The ACLU of Wisconsin supports the adoption of codes of judicial conduct that require a judge’s recusal whenever a reasonable person knowledgeable of all relevant circumstances would have substantial reason to question the impartiality or independence of the judge’s professional judgment.  An appearance of personal bias is likely when a party with an interest in the outcome of a case has provided substantial financial support in the judge’s previous and ongoing election campaigns. 

Wisconsin’s constitution prescribes a judicial system in which the people elect judges to office.  Because campaigning for judicial office requires money, judicial campaigns solicit and receive contributions from the public.  Because courts, especially appellate courts, make decisions that can have a significant impact on matters of profound public concern, other groups and individuals also promote their preferred judicial candidates through expenditures on campaign advertising and other forms of advocacy.

But judges are not simply politicians in robes, dispensing justice to their supporters and denying it to their opponents.  Constitutional principles of due process require that judges make decisions based on the merits of the case before them, not personal or political preferences for litigants who have contributed substantially to their election. Indeed, the very legitimacy of the courts depends upon eliminating even the appearance that a judge may be influenced by a litigant’s campaign contributions. Caperton v. A.T. Massey Coal Co., Inc., 556 U.S. 868 (2009).  

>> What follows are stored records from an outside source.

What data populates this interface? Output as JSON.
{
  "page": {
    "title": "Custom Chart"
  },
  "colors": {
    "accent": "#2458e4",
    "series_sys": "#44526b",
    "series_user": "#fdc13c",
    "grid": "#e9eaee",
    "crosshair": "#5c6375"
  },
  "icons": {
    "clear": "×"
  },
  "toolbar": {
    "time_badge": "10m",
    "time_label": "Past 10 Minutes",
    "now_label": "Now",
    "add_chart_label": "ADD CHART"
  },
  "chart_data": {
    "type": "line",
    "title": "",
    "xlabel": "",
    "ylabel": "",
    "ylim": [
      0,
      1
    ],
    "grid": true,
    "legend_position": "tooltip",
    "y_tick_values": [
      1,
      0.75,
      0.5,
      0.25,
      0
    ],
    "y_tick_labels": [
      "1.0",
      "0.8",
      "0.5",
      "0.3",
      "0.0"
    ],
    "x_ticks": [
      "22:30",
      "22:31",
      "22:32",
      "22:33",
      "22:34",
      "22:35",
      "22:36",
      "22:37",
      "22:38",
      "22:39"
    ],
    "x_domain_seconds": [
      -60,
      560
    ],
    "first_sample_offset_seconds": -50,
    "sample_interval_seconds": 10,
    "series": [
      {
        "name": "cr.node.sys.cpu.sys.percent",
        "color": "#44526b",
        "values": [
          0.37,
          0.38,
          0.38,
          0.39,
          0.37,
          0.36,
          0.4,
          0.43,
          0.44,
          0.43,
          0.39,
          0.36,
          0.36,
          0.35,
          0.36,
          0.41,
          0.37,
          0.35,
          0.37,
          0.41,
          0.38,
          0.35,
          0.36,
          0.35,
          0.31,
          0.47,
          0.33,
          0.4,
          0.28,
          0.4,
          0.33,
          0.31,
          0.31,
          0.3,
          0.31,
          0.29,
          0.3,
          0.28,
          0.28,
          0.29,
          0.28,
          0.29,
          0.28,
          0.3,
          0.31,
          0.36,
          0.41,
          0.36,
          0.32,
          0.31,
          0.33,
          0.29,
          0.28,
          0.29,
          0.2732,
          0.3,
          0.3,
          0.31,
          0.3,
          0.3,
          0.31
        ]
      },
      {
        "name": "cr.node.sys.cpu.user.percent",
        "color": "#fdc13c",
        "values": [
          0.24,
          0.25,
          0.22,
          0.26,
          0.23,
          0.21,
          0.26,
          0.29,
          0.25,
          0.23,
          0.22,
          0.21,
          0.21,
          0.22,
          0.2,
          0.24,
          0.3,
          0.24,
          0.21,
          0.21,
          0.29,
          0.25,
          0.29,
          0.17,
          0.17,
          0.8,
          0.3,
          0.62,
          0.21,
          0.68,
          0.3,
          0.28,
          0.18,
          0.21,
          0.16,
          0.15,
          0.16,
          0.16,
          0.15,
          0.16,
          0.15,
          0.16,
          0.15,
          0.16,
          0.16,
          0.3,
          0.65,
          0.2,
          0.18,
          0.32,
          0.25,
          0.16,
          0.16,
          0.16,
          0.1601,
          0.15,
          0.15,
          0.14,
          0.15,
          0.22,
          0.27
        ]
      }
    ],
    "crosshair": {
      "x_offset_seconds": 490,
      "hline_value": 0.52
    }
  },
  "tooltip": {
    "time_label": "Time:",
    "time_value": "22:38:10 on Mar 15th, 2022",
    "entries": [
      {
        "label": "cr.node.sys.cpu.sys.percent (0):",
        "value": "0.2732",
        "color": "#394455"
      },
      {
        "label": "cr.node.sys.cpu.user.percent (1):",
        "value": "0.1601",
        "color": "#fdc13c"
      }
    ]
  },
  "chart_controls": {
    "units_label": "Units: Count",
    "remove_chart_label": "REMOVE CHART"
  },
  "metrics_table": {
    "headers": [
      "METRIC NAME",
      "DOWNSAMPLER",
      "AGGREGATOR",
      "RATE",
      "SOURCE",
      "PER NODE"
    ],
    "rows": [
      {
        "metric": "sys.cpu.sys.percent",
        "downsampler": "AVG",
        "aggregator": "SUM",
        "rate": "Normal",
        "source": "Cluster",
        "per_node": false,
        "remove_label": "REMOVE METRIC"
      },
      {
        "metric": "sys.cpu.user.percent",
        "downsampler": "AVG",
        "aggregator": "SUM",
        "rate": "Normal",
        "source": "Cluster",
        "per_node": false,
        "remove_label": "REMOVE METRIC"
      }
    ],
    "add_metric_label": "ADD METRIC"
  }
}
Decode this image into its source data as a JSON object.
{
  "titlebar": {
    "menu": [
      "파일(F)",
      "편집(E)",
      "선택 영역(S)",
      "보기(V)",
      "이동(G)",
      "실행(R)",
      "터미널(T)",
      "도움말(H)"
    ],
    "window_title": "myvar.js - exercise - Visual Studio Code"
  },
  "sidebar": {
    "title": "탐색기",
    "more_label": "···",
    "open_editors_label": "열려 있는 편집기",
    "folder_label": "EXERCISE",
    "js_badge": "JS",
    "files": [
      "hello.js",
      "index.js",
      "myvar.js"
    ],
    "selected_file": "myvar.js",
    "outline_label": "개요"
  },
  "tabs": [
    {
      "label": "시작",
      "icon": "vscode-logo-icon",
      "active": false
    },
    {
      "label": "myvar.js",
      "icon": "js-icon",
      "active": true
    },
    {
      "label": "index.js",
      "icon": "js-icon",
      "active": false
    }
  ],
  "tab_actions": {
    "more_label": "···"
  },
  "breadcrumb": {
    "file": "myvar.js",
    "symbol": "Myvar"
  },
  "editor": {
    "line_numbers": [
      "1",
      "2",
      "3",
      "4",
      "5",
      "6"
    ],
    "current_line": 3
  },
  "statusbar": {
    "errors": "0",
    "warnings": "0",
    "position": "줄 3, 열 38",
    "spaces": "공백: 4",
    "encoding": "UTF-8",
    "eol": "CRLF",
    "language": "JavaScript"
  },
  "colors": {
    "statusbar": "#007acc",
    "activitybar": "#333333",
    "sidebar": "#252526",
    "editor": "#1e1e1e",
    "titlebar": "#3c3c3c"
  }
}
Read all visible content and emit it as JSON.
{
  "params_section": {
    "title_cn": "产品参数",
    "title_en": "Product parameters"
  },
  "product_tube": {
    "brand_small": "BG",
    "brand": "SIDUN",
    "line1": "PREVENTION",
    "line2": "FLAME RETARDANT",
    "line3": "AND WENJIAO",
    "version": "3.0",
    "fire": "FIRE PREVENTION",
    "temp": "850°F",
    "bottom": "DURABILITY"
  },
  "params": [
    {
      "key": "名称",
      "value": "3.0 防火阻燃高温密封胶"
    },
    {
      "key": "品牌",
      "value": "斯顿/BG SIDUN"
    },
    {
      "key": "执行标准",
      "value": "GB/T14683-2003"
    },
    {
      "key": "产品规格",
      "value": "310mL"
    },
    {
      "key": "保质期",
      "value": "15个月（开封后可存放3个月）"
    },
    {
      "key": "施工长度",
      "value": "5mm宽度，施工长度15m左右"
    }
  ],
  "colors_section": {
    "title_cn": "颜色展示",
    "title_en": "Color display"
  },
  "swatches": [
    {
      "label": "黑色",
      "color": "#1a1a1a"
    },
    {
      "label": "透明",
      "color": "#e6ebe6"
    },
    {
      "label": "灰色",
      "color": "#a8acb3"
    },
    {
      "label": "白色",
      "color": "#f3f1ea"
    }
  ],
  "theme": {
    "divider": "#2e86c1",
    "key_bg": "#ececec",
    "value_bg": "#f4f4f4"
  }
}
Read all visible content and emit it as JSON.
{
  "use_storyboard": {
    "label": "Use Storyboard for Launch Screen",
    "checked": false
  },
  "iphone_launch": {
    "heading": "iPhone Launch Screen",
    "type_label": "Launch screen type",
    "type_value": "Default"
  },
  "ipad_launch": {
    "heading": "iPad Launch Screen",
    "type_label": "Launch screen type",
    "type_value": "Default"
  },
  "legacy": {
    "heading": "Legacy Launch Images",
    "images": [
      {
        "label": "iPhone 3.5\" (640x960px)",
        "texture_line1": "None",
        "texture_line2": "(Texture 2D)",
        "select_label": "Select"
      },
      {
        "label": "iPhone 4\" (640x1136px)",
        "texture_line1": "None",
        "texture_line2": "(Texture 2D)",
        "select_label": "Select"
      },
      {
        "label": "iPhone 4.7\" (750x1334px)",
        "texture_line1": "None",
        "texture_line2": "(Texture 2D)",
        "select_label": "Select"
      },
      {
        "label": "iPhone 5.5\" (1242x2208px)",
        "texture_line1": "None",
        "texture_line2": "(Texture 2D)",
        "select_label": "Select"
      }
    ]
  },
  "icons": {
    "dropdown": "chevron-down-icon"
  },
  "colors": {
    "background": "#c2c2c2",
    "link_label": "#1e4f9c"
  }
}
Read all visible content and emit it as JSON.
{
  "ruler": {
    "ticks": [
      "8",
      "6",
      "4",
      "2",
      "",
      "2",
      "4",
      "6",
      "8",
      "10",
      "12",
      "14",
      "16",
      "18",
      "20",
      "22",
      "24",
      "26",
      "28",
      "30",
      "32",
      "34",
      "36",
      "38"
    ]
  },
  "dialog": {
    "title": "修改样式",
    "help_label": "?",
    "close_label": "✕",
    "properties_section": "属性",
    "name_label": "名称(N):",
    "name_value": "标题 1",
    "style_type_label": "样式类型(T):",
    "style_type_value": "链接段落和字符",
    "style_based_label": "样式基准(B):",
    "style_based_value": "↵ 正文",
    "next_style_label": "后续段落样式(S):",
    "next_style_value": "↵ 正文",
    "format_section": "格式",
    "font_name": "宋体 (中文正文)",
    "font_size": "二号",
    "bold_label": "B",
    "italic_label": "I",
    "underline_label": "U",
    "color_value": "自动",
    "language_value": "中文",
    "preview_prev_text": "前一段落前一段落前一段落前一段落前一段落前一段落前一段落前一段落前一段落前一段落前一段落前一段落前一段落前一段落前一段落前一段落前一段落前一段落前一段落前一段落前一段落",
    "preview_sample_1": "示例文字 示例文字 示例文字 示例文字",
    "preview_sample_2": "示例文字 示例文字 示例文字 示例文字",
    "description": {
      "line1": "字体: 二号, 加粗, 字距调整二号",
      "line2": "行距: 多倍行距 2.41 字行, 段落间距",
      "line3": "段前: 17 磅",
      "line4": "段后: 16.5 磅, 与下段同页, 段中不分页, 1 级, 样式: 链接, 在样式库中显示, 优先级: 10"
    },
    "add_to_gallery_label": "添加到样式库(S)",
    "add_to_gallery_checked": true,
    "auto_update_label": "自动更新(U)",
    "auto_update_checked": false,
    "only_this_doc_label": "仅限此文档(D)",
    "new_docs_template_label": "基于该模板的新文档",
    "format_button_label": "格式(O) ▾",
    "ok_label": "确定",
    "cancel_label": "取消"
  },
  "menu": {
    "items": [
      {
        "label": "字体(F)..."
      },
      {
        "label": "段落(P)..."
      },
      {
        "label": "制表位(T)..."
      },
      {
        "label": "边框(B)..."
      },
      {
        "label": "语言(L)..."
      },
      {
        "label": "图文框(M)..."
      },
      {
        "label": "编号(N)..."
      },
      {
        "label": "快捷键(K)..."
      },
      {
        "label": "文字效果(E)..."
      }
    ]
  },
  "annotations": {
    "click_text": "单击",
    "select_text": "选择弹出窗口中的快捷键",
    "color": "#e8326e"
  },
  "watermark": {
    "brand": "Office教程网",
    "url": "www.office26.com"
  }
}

The rule proposed by Petition No. 17-01 addresses this risk of real or apparent bias by prescribing thresholds at which campaign support triggers recusal and by establishing an independent review of a judge’s or justice’s recusal decisions.  It reasonably includes purportedly “independent” campaign expenditures by litigants in support of the judge’s election.  The inclusion of such expenditures is particularly necessary because of the Wisconsin Supreme Court’s decision in State ex rel. Three Unnamed Petitioners v. Peterson, 2015 WI 85, which abolished any requirement that such “independent” groups or individuals refrain from coordinating with the campaign.  Thus, such independent expenditures by litigants on behalf of a candidate have the same potential to create the reality or appearance of bias.